Sheridan, B. S., et al. (2014). “Oral infection drives a distinct population of intestinal resident memory CD8(+) T cells with enhanced protective function.” Immunity 40(5): 747-757. PubMed

The intestinal mucosa promotes T cell responses that might be beneficial for effective mucosal vaccines. However, intestinal resident memory T (Trm) cell formation and function are poorly understood. We found that oral infection with Listeria monocytogenes induced a robust intestinal CD8 T cell response and blocking effector T cell migration showed that intestinal Trm cells were critical for secondary protection.

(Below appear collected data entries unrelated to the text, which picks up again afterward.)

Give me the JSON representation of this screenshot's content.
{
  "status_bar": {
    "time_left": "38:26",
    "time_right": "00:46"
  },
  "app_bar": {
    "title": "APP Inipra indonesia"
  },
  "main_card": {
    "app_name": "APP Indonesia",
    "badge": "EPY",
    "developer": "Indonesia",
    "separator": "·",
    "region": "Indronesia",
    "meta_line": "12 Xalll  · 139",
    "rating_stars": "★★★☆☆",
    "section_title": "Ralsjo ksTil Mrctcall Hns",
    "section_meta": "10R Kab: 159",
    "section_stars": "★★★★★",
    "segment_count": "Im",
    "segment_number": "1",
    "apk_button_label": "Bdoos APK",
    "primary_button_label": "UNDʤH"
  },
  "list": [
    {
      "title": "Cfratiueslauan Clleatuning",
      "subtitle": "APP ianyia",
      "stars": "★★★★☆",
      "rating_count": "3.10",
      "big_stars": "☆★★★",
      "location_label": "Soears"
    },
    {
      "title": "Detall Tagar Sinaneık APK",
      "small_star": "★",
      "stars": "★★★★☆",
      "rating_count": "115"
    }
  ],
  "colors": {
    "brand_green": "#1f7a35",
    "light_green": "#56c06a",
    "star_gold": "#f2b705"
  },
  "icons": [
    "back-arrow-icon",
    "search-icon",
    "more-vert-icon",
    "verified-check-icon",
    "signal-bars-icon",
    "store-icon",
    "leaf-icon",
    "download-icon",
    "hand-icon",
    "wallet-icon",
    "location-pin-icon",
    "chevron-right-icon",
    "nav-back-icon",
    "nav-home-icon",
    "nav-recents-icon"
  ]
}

Intestinal effector CD8 T cells were predominately composed of memory precursor effector cells (MPECs) that rapidly upregulated CD103, which was needed for T cell accumulation in the intestinal epithelium. CD103 expression, rapid MPEC formation, and maintenance in intestinal tissues were dependent on T cell intrinsic transforming growth factor beta signals. Moreover, intestinal Trm cells generated after intranasal or intravenous infection were less robust and phenotypically distinct from Trm cells generated after oral infection, demonstrating the critical contribution of infection route for directing the generation of protective intestinal Trm cells.

 

Lindebo Holm, T., et al. (2012). “Pharmacological Evaluation of the SCID T Cell Transfer Model of Colitis: As a Model of Crohn’s Disease.” Int J Inflam 2012: 412178. PubMed

Animal models are important tools in the development of new drug candidates against the inflammatory bowel diseases (IBDs) Crohn’s disease and ulcerative colitis. In order to increase the translational value of these models, it is important to increase knowledge relating to standard drugs. Using the SCID adoptive transfer colitis model, we have evaluated the effect of currently used IBD drugs and IBD drug candidates, that is, anti-TNF-alpha, TNFR-Fc, anti-IL-12p40, anti-IL-6, CTLA4-Ig, anti-alpha4beta7 integrin, enrofloxacin/metronidazole, and cyclosporine. We found that anti-TNF-alpha, antibiotics, anti-IL-12p40, anti-alpha4beta7 integrin, CTLA4-Ig, and anti-IL-6 effectively prevented onset of colitis, whereas TNFR-Fc and cyclosporine did not. In intervention studies, antibiotics, anti-IL-12p40, and CTLA4-Ig induced remission, whereas the other compounds did not. The data suggest that the adoptive transfer model and the inflammatory bowel diseases have some main inflammatory pathways in common. The finding that some well-established IBD therapeutics do not have any effect in the model highlights important differences between the experimental model and the human disease.